Immunocytofluorescence. BON cells were grown in a 12-well dish in the presence of a glass circular cover slip. Media were removed and cell washed with PBS. Fixation with 2% paraformaldehyde in PBS was performed first at room temperature for 10 min. Cells were permeabilized with 0.1% Triton X-100 and 0.1% Saponin in PBS at room temperature for 15 min. A second fixation step was then performed with 4% paraformaldehyde in PBS. Cells were blocked with 3% bovine serum albumin in PBS for 1 h at room temperature. Primary antibody at indicated dilution was applied to the cells in PBS containing 3% bovine serum albumin, 0.1% Triton X-100, and 0.1% saponin overnight, shaking at 4 °C. The cells were washed 3 times with PBS containing 0.1% Triton X-100, and 0.1% saponin. Secondary antibody was applied at indicated dilution to cells in PBS containing 3% bovine serum albumin, 0.1% Triton X-100, and 0.1% saponin, shaking at room temperature for 1 h. Cells were then washed 3 times with PBS containing 0.1% Triton X-100, and 0.1% saponin. Cover slips were mounted on to slides using ProLong Gold with 4′,6-diamidino-2-phenylindole (Invitrogen).
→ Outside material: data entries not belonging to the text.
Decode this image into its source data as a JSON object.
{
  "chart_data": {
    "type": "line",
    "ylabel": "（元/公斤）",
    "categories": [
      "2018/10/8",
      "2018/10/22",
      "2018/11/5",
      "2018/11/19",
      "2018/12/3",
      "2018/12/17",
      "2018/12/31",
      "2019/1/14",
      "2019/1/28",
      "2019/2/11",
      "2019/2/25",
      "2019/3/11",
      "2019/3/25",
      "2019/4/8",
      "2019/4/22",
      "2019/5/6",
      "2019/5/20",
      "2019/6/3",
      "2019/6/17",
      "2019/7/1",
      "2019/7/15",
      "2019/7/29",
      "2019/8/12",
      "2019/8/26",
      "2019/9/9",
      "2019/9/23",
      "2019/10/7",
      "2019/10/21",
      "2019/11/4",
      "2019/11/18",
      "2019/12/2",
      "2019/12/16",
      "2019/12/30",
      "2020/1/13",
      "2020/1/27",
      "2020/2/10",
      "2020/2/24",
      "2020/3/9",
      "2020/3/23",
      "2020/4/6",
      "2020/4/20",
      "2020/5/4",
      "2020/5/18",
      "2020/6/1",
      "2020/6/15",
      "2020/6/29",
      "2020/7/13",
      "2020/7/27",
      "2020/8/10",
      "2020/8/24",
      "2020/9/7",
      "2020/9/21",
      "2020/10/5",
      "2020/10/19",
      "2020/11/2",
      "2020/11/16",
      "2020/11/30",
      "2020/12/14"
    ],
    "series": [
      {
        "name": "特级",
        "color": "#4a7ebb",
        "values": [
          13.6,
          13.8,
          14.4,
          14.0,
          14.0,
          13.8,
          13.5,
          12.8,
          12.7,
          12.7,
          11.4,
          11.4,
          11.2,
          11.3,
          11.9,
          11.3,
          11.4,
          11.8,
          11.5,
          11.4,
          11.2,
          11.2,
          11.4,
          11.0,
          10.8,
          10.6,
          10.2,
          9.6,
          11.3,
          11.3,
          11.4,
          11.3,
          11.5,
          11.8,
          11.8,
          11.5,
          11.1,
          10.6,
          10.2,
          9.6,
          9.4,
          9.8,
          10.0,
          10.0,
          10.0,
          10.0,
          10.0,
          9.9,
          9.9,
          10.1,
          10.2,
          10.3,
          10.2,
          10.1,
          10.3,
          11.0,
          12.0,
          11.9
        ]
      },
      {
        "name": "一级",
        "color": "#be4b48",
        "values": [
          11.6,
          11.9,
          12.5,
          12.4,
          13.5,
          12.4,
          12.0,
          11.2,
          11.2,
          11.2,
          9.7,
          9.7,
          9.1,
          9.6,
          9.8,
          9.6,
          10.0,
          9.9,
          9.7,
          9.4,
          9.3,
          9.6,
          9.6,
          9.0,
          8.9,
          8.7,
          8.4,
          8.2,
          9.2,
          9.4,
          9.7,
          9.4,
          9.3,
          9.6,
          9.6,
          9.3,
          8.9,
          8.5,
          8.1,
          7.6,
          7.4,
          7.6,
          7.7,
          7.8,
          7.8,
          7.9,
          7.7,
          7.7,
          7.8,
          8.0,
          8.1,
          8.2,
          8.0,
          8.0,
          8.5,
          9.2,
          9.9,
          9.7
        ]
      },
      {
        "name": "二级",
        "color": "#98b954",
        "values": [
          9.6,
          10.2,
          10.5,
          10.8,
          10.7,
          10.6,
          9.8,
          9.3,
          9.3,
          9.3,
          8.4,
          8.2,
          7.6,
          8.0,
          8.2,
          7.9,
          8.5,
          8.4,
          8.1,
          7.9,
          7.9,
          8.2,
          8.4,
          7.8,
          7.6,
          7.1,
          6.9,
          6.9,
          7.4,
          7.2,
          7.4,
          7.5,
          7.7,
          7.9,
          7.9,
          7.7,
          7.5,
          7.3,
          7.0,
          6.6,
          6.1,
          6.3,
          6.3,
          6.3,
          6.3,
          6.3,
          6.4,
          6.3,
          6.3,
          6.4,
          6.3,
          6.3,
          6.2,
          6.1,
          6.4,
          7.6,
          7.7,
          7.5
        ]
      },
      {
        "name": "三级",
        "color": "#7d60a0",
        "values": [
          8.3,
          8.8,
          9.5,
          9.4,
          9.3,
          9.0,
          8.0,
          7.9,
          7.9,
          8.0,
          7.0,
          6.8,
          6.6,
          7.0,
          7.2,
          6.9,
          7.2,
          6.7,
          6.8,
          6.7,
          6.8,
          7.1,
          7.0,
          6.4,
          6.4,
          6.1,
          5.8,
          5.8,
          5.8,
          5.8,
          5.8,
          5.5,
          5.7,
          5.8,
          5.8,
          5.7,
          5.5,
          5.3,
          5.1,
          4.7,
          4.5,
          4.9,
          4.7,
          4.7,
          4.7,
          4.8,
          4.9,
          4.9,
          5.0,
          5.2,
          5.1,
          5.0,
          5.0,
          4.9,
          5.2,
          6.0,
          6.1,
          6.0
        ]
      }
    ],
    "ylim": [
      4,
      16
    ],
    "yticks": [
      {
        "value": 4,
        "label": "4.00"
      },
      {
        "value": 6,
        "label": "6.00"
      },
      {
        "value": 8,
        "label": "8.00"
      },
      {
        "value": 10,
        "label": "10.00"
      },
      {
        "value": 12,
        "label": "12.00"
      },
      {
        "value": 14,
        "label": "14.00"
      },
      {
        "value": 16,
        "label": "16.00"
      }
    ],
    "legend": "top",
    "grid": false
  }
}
BON cell proliferation assay. Commercially available MTT based cell growth determination kit (Sigma) was utilized to measure BON cell proliferation. Approximately 1 × 104 cells in 200 μl of aforementioned medium were seeded in triplicates into 96-well culture plates and incubated for 48 h to allow cell adhesion. Thereafter, 200 μl of serum-free medium either with or without 10 ng ml−1 of rhIL-13 was added to the wells containing cells and incubated at 37 °C, 5% CO2 for 24 h. At the end of incubation, 20 μl of MTT was added to all wells and incubated for an hour and a half, following which the medium was removed and the plate was dried at 37 °C for 1 h. After 1 h, 200 μl of 0.04 M HCl in isopropanol was added to each well and mixed thoroughly. Optical density was measured at 540 nm using a luminometer (EL 808; Bio-Tek Instruments, Winooski, VT).

Statistical analysis. Comparison of the two groups was accomplished using Student's t-test. Comparison of three or more groups was accomplished first using a one-way analysis of variance followed by the Newman-Keuls multiple comparison test unless otherwise indicated. The P-values are designated as follows: *0.05, **0.01, ***0.001, and ****0.0001. All statistical analyses were performed using GraphPad Prism 5 (La Jolla, CA).